Try to keep file sizes small. Pinggdom also reports that the average file size of a page is 3.4MB – but with optimization, that number can often be reduced to 2MB or less, which means quicker loading pages, happier visitors, and a potential ranking boost!
Can you reduce file requests for your key webpages? Using a tool like Pingdom, review every file request and look to see whether any can be: removed – for example, if they are unnecessary or duplicated; or combined –for example, combing multiple CSS file into one.
For web design, a great user experience often starts with a visitor on a website – but in SEO, the visitor starts with a keyword, on a search engine, and has a task in mind. That task may be to find information, buy a product, or be entertained. Your job is to convince search engines and users that your content is the best at fulfilling the task that needs to be completed – and this requires carefully planned content.
However, great user experience does not equal conversion optimization. It can, if a user has used a transactional keyword and your product is exactly what they’re looking for. However, the lion’s share of organic traffic is for informational keywords – and that’s why the Harvard Business Review suggests that most successful brands focus on users, not buyers.

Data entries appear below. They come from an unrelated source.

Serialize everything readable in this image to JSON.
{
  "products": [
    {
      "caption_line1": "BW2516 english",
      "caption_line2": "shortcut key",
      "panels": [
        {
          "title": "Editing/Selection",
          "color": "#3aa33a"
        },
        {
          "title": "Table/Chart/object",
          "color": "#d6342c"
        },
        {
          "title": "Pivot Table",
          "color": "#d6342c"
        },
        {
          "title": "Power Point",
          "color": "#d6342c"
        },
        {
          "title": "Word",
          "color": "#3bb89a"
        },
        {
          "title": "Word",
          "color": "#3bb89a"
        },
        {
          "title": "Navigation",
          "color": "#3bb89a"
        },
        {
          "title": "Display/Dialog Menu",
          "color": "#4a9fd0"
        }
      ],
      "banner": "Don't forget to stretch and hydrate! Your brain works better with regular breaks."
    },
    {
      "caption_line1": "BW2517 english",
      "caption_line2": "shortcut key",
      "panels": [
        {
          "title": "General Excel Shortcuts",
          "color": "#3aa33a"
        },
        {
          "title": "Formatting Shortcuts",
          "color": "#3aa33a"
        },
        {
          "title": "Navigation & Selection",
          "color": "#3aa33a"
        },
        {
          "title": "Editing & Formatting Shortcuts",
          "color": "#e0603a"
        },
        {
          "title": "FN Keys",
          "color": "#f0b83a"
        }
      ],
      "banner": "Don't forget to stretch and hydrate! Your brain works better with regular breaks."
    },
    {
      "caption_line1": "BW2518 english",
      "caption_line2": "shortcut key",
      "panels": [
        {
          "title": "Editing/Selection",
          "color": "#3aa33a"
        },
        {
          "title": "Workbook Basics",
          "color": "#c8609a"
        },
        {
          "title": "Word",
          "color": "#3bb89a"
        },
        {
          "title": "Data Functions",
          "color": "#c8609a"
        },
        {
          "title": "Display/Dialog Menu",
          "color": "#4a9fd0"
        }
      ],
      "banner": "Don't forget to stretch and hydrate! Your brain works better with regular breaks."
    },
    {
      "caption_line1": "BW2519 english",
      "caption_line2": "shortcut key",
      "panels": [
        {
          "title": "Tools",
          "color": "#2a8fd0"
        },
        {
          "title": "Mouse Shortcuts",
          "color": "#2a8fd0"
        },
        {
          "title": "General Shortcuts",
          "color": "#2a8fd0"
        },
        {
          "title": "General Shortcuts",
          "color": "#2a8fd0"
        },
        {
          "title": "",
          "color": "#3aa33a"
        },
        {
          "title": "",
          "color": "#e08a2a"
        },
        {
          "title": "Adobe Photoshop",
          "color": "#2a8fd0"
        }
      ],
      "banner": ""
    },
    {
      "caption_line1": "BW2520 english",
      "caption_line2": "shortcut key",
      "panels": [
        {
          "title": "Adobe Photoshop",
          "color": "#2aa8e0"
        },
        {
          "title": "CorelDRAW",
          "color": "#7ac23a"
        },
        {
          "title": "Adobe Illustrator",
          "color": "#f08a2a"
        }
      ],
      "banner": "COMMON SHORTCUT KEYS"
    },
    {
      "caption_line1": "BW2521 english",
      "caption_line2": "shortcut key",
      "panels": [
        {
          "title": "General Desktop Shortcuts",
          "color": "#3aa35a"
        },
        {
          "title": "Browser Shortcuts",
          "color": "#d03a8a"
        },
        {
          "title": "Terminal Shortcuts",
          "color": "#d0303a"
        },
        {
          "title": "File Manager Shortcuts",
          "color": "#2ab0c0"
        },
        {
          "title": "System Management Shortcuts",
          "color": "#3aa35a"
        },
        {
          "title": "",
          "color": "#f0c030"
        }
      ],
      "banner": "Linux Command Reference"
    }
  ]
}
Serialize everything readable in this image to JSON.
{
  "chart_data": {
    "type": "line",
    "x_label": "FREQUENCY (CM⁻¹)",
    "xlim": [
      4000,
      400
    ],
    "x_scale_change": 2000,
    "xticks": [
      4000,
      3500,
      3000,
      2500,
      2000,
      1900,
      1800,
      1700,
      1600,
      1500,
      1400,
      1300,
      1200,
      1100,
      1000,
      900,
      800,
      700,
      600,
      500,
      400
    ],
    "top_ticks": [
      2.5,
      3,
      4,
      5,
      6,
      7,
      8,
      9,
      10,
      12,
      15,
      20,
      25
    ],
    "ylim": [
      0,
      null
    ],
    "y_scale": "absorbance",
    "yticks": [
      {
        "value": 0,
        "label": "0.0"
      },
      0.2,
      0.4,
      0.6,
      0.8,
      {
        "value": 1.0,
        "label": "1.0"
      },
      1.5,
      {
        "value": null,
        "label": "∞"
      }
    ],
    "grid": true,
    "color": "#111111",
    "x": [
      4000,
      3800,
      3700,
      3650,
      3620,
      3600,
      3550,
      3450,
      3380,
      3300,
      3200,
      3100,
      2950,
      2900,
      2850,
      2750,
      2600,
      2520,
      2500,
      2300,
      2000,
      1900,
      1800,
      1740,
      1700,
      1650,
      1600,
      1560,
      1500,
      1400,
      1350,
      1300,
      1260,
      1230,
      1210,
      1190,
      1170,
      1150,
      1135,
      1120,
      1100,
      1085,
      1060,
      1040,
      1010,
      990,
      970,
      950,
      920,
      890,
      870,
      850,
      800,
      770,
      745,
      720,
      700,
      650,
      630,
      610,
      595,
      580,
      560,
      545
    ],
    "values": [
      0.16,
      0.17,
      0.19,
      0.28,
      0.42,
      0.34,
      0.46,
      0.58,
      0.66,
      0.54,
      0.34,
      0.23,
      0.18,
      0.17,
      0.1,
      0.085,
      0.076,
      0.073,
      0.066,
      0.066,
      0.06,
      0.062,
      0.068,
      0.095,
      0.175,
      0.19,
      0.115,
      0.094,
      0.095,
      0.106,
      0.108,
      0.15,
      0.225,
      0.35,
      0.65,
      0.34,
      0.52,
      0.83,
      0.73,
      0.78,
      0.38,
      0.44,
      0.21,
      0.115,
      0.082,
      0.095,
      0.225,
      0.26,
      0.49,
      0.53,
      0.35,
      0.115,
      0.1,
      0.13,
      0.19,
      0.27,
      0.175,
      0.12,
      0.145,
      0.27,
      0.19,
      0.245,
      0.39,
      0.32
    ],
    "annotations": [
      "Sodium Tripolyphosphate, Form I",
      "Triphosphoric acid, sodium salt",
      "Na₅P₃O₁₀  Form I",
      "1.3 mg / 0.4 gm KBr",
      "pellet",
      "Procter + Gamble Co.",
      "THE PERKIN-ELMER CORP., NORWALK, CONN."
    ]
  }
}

If you think of your search engine visitors as users first you can tailor content that satisfies their needs first, rather than trying to force them down your sales funnel. If you get this part right, you will get more repeat visitors (because they had a good experience) and more new visitors (because RankBrain sees that you’ve satisfied their needs) – and with the right content strategy, you’ll find it will assist in more sales.
But remember – optimizing for RankBrain is a moving target…
That’s because Google uses artificial intelligence, which means that what works well now may change in the future. But the one likely constant is to always strive to be the best result and not necessarily the best keyword optimized result.
We’ve covered five ways you can move closer to becoming the best result, but if you are looking for my top two to focus on, I’d recommend #1 (Understand the User Intent of a Keyword) and #5 Over-Deliver on Task Completion).
First, you need to better understand the underlying intent of important keywords (what task do users want to complete) and then offer great content that satisfies the intent and enables them to complete the task at hand. Google will be happy, your visitors will be happy – and your bottom line will look much happier too!